O partido de oposição na Venezuela liderado pela ex-legisladora exilada e ganhadora do Nobel María Corina Machado mobilizou voluntários em todo o país na semana passada para arrecadar doações para sobreviventes dos terremotos que ficaram desabrigados, mas encontrou um obstáculo inesperado: a Polícia Nacional.
Na quinta-feira (25), Heidy Loicett, liderança do partido de oposição Vente, estava sob uma lona azul em uma calçada em Portuguesa —estado a cerca de 440 quilômetros da zona do desastre— enquanto as pessoas passavam levando diversos itens, como fraldas, água engarrafada e roupas usadas.
A polícia também apareceu, disse ela. Vários policiais da Polícia Nacional da Venezuela e agentes da agência federal de Defesa Civil tentaram encerrar a campanha de arrecadação de doações, explicou ela em entrevista por telefone após o ocorrido.
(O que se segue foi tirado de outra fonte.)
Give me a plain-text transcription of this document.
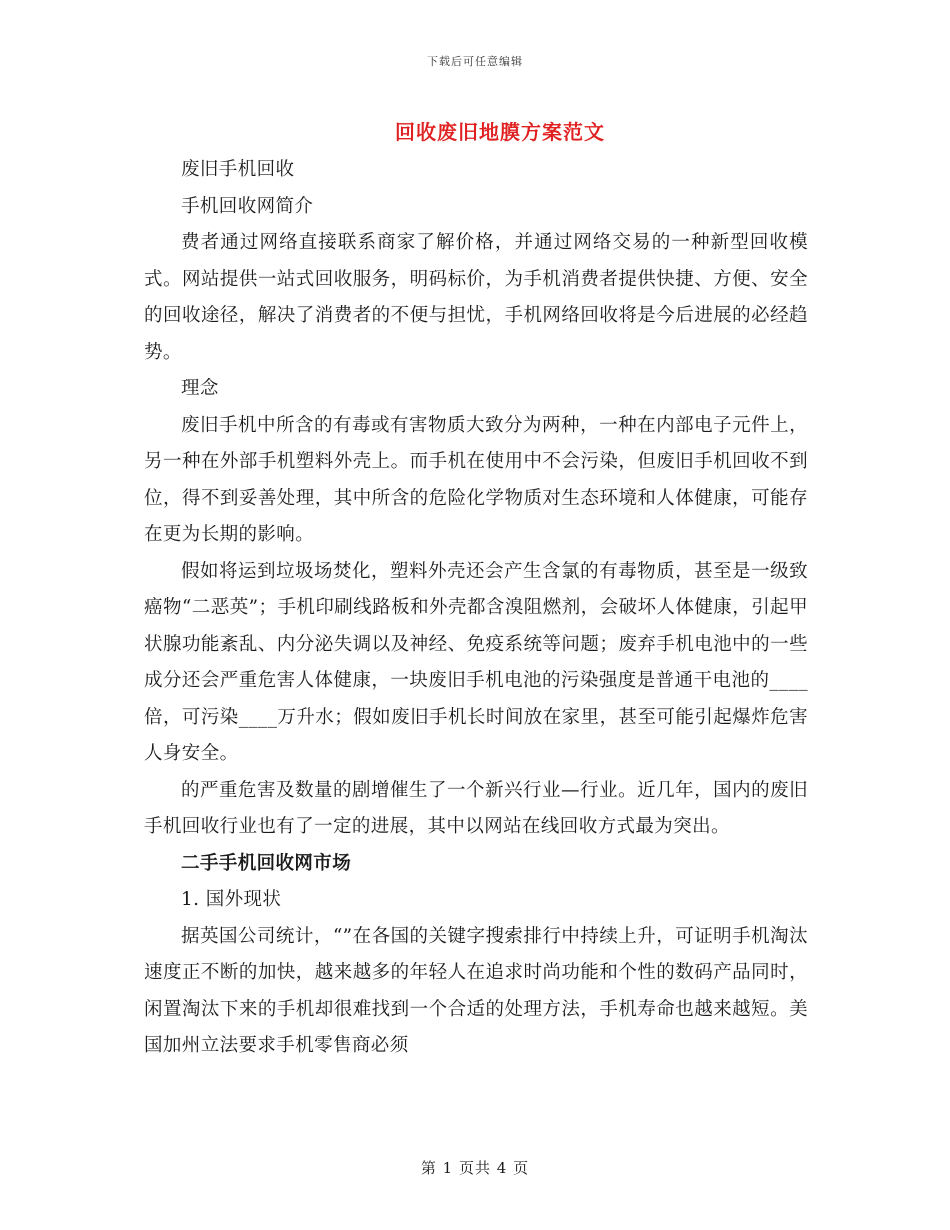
下载后可任意编辑
回收废旧地膜方案范文

废旧手机回收

手机回收网简介

费者通过网络直接联系商家了解价格，并通过网络交易的一种新型回收模式。网站提供一站式回收服务，明码标价，为手机消费者提供快捷、方便、安全的回收途径，解决了消费者的不便与担忧，手机网络回收将是今后进展的必经趋势。

理念

废旧手机中所含的有毒或有害物质大致分为两种，一种在内部电子元件上，另一种在外部手机塑料外壳上。而手机在使用中不会污染，但废旧手机回收不到位，得不到妥善处理，其中所含的危险化学物质对生态环境和人体健康，可能存在更为长期的影响。

假如将运到垃圾场焚化，塑料外壳还会产生含氯的有毒物质，甚至是一级致癌物“二恶英”；手机印刷线路板和外壳都含溴阻燃剂，会破坏人体健康，引起甲状腺功能紊乱、内分泌失调以及神经、免疫系统等问题；废弃手机电池中的一些成分还会严重危害人体健康，一块废旧手机电池的污染强度是普通干电池的____倍，可污染____万升水；假如废旧手机长时间放在家里，甚至可能引起爆炸危害人身安全。

的严重危害及数量的剧增催生了一个新兴行业—行业。近几年，国内的废旧手机回收行业也有了一定的进展，其中以网站在线回收方式最为突出。

二手手机回收网市场

1. 国外现状

据英国公司统计，“”在各国的关键字搜索排行中持续上升，可证明手机淘汰速度正不断的加快，越来越多的年轻人在追求时尚功能和个性的数码产品同时，闲置淘汰下来的手机却很难找到一个合适的处理方法，手机寿命也越来越短。美国加州立法要求手机零售商必须

第 1 页共 4 页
Ela acrescentou que foi informada de que todas as doações deveriam ser canalizadas através do governo federal. "Disseram que não podíamos ter um centro de arrecadação, que o único ponto autorizado para receber doações era a Defesa Civil e o governo", disse Loicett. "Isso foi perseguição política."
O embate sobre quem deve receber o crédito pelos esforços de ajuda humanitária para a nação devastada pelos terremotos evidencia uma batalha muito maior e de alto risco pela sobrevivência política em uma Venezuela fragmentada.